Aunque se espera que la competencia por la nominación demócrata continúe al menos hasta junio, las encuestas sugieren que Obama llega al día de hoy un tanto malherido por la controversia en torno a su ex pastor, Jeremiah Wright.
Una encuesta Gallup USA Today de votantes a nivel nacional señaló ayer que 33% se manifestaba menos inclinado a votar por él en la elección presidencial después de la controversia sobre las ideas de Wright. No obstante, un 64% indicó que la cuestión no había cambiado su voto.
Tanto esta encuesta como una del The New York Times encontraron, sin embargo, que una mayoría de los estadounidenses aprueba la forma en que Obama manejó la situación de Wright.
En declaraciones de ambos candidatos ayer en los shows televisivos de política, Obama y Hillary discutieron más sobre otros asuntos como el precio de la gasolina, y la propuesta de Hillary —y del republicano John Mc Cain— de reducir temporalmente el impuesto al combustible, "para dar algo de alivio a la clase media", dijo la candidata.

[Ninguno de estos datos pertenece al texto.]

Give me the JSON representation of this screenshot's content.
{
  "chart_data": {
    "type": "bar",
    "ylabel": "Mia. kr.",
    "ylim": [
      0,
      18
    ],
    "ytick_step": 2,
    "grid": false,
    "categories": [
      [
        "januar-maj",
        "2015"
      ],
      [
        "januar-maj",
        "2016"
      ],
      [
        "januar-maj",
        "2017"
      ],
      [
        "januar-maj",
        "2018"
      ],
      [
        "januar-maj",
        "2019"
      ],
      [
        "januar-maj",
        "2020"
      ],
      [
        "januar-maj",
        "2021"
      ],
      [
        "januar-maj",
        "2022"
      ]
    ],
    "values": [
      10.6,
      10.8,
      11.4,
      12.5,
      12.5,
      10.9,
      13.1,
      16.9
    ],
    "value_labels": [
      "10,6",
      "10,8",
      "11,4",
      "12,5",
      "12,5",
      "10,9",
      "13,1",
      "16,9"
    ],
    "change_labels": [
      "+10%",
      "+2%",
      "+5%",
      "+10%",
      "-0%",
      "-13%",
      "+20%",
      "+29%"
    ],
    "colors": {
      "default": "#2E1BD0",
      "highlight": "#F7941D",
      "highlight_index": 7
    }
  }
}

Obama, por su parte, considera que la propuesta "no es honesta", ya que considera que no haría nada para reducir el precio de la gasolina, sino todo lo contrario, haría que el consumo subiera y por tanto, también lo haría el precio.
"Nosotros hemos propuesto un programa de estímulo impositivo que daría un alivio de hasta mil dólares anuales a las familias", dijo Obama.
Por su parte, el republicano John McCain explicó ayer en Arizona que la actitud de su partido en el tema migratorio ha dañado la imagen de su tolda política, y dijo que estaba dispuesto a "pelear por cada voto".
McCain anunció el lanzamiento de su sitio de internet en español y apuntó que conoce a los latinos y ha trabajado de cerca con muchos de sus líderes.
"La mayoría de los hispanos quiere asegurar nuestras fronteras", dijo McCain. "Muchos hispanos de bajos recursos son precisamente los primeros en perder sus empleos con la inmigración ilegal. Pero también les preocupa y desean un trato humano de las personas que están aquí ilegalmente. La mayoría de los hispanos comparte la idea de que primero hay que asegurar la frontera".
McCain, quien en 2005 copatrocinó una reforma migratoria integral, endureció su línea sobre inmigración posteriormente en la competencia por votos de la base republicana para lograr la candidatura.
El republicano ha dicho que el debate migratorio "envió un mensaje" de que los estadounidenses quieren primero un control fronterizo antes que una reforma, aunque las encuestas han mostrado apoyo del pueblo americano en favor de la legalización.
Inmediatamente, el Comité Nacional Demócrata respondió con un comunicado de prensa indicando que "McCain trata de tomar dos posiciones distintas sobre inmigración, demostrando de nuevo que si no puede liderar su partido menos podrá liderar su país".
McCain tendrá que cortejar el voto latino para lograr al menos un segmento del mismo. Este voto será clave en estados como Nuevo México, incluso el propio estado del que McCain es congresista, Arizona, que ha implementado algunas de las medidas más duras contra los indocumentados.